Elektrifizierung schreitet voran
In Bezug auf Antriebstechnik geht der Trend offenbar auch in Europa weiter in Richtung Elektrik sowie generell in Richtung Servotechnik. „Neben den bewährten Hydrauliksystemen werden zunehmend elektromechanische Servomotoren eingesetzt“, schreibt Dr. Boy dazu. „Deren Effizienz und Dynamik punkten je nach Einsatzzweck mehr und mehr bei den Anwendern.“ Wittmann Battenfeld zufolge geben servohydraulische und servoelektrische Lösungen aufgrund der vielen Vorteile nach wie vor den Trend an. „Zusätzlich sind die Rekuperation – die Rückgewinnung von zum Beispiel Bremsenergie der Maschine und des Roboters (auch bei servohydraulischen Systemen) – sowie die Verbesserung des Wirkungsgrades und die Auswirkung auf die Netzinfrastruktur aktuelle und zukünftige Themen“, stellt das Kottingbrunner Unternehmen fest. Gemäß Sumitomo befindet sich der Spritzgießmaschinenbau schon lange in der „Phase der Elektrifizierung“. Durch das gestärkte Bewusstsein in Hinblick auf nachhaltige Lösungen – unterstützt durch staatliche Förderprogramme – sowie aufgrund des „sich stetig verbessernden Preis-/Leistungsverhältnisses“ nehme der Trend zum elektrischen Antrieb noch weiter zu, ist Sumitomo überzeugt.
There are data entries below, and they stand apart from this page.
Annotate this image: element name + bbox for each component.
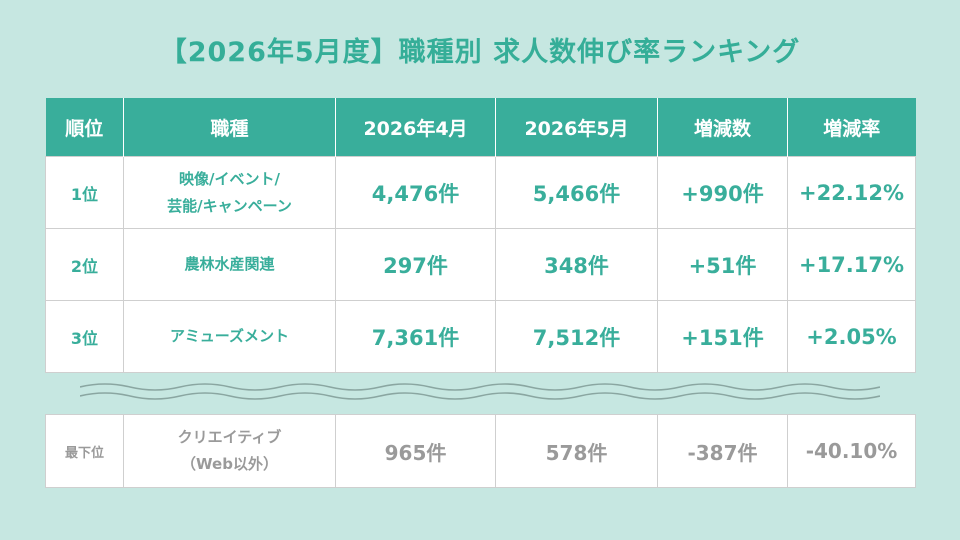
table-row: 1位 映像/イベント/ 芸能/キャンペーン 4,476件 5,466件 +990… [45, 156, 916, 229]
rank-cell: 最下位 [45, 414, 124, 488]
job-line: 映像/イベント/ [179, 169, 280, 188]
header-april: 2026年4月 [335, 98, 496, 157]
wave-line [80, 383, 880, 391]
rate-cell: -40.10% [787, 414, 916, 488]
rank-cell: 3位 [45, 300, 124, 373]
header-rate: 増減率 [787, 98, 916, 157]
job-line: クリエイティブ [177, 428, 282, 446]
april-cell: 7,361件 [335, 300, 496, 373]
header-job: 職種 [123, 98, 336, 157]
wave-line [80, 392, 880, 400]
diff-cell: +990件 [657, 156, 788, 229]
may-cell: 7,512件 [495, 300, 658, 373]
may-cell: 348件 [495, 228, 658, 301]
rate-cell: +17.17% [787, 228, 916, 301]
job-cell: アミューズメント [123, 300, 336, 373]
april-cell: 297件 [335, 228, 496, 301]
diff-cell: -387件 [657, 414, 788, 488]
bottom-ranking-table: 最下位 クリエイティブ （Web以外） 965件 578件 -387件 -40.… [45, 414, 916, 488]
job-line: （Web以外） [181, 455, 278, 473]
table-header-row: 順位 職種 2026年4月 2026年5月 増減数 増減率 [45, 98, 916, 157]
table-row: 3位 アミューズメント 7,361件 7,512件 +151件 +2.05% [45, 300, 916, 373]
wave-divider [80, 383, 880, 400]
header-rank: 順位 [45, 98, 124, 157]
header-may: 2026年5月 [495, 98, 658, 157]
rank-cell: 2位 [45, 228, 124, 301]
diff-cell: +151件 [657, 300, 788, 373]
diff-cell: +51件 [657, 228, 788, 301]
job-line: 芸能/キャンペーン [167, 196, 292, 215]
rank-cell: 1位 [45, 156, 124, 229]
april-cell: 965件 [335, 414, 496, 488]
may-cell: 5,466件 [495, 156, 658, 229]
ranking-table: 順位 職種 2026年4月 2026年5月 増減数 増減率 1位 映像/イベント… [45, 98, 916, 373]
job-cell: 映像/イベント/ 芸能/キャンペーン [123, 156, 336, 229]
may-cell: 578件 [495, 414, 658, 488]
rate-cell: +2.05% [787, 300, 916, 373]
header-diff: 増減数 [657, 98, 788, 157]
table-row: 最下位 クリエイティブ （Web以外） 965件 578件 -387件 -40.… [45, 414, 916, 488]
page-title: 【2026年5月度】職種別 求人数伸び率ランキング [159, 37, 801, 68]
table-row: 2位 農林水産関連 297件 348件 +51件 +17.17% [45, 228, 916, 301]
april-cell: 4,476件 [335, 156, 496, 229]
job-cell: クリエイティブ （Web以外） [123, 414, 336, 488]
rate-cell: +22.12% [787, 156, 916, 229]
job-cell: 農林水産関連 [123, 228, 336, 301]
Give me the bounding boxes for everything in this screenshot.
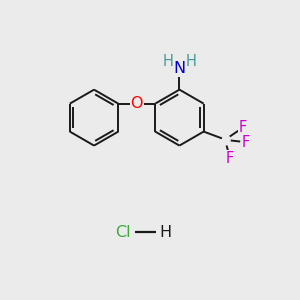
Text: N: N <box>173 61 185 76</box>
Text: O: O <box>130 96 143 111</box>
Text: F: F <box>242 135 250 150</box>
Text: Cl: Cl <box>115 225 131 240</box>
Text: H: H <box>163 55 174 70</box>
Text: H: H <box>185 55 196 70</box>
Text: H: H <box>159 225 171 240</box>
Text: F: F <box>226 151 234 166</box>
Text: F: F <box>239 120 247 135</box>
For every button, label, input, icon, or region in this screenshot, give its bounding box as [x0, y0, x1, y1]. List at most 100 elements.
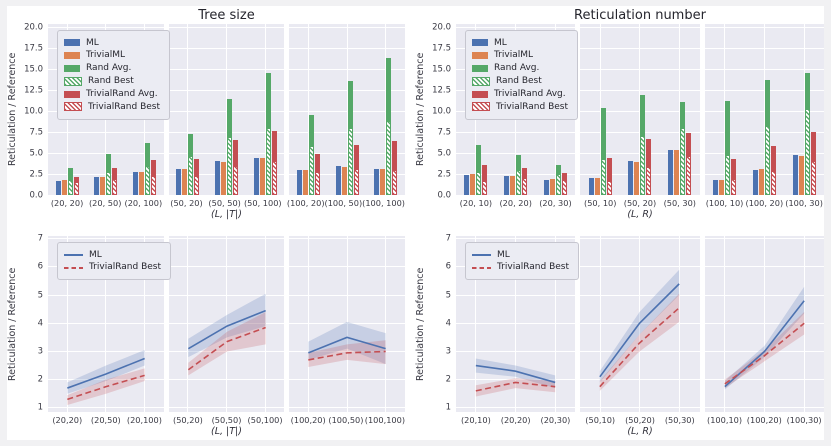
x-axis-tick-labels: (20, 20) (20, 50) (20, 100) (50, 20) (50, 50… — [48, 195, 405, 208]
gridline-vertical — [599, 236, 601, 412]
plot-area: ML TrivialRand Best — [456, 236, 824, 412]
bar-trivialrand-best — [112, 179, 118, 195]
bar-ml — [543, 179, 549, 195]
gridline-vertical — [226, 236, 227, 412]
x-tick-label: (100, 20) — [745, 198, 784, 208]
legend-label: ML — [86, 37, 99, 48]
x-tick-label: (20,10) — [460, 415, 491, 425]
bar-trivialml — [138, 171, 144, 195]
bar-trivialrand-avg — [73, 176, 79, 195]
legend-entry: ML — [472, 38, 568, 48]
bar-trivialrand-best — [810, 160, 816, 195]
legend-label: Rand Avg. — [494, 63, 540, 74]
bar-trivialrand-avg — [112, 168, 118, 195]
legend-label: TrivialML — [86, 50, 125, 61]
y-tick-label: 15.0 — [24, 64, 43, 75]
y-tick-label: 20.0 — [432, 22, 451, 33]
legend-label: ML — [89, 249, 102, 260]
x-tick-label: (50, 20) — [170, 198, 203, 208]
bar-ml — [253, 157, 259, 195]
bar-ml — [668, 149, 674, 195]
legend-label: TrivialML — [494, 50, 533, 61]
gridline-vertical — [679, 236, 681, 412]
bar-trivialrand-avg — [194, 158, 200, 195]
x-axis-label: (L, |T|) — [211, 209, 242, 220]
chart-title: Tree size — [198, 8, 255, 23]
bar-trivialml — [259, 157, 265, 195]
x-tick-label: (20,20) — [52, 415, 83, 425]
ml-swatch — [64, 39, 80, 47]
bar-rand-best — [476, 171, 482, 195]
gridline-vertical — [554, 236, 556, 412]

Energieeffizienz bleibt im Fokus
Nicht überraschend bleibt die Steigerung der Energieeffizienz im gesamten Fertigungsprozess eine Herausforderung für die Hersteller von Spritzgießmaschinen. Laut Engel rückt hierbei die Werkzeugtemperierung verstärkt in den Fokus – „zum einen weil sich viele Qualitätsprobleme auf die Temperierung zurückführen lassen und zum anderen weil sie neue Chancen für eine höhere Energieeffizienz der Spritzgießproduktion eröffnet.“ Dabei setzen die Schwertberger auf das von ihnen angebotene System zum automatischen Ausgleich von Temperaturdifferenzen im Kühlwasserverteilerkreis.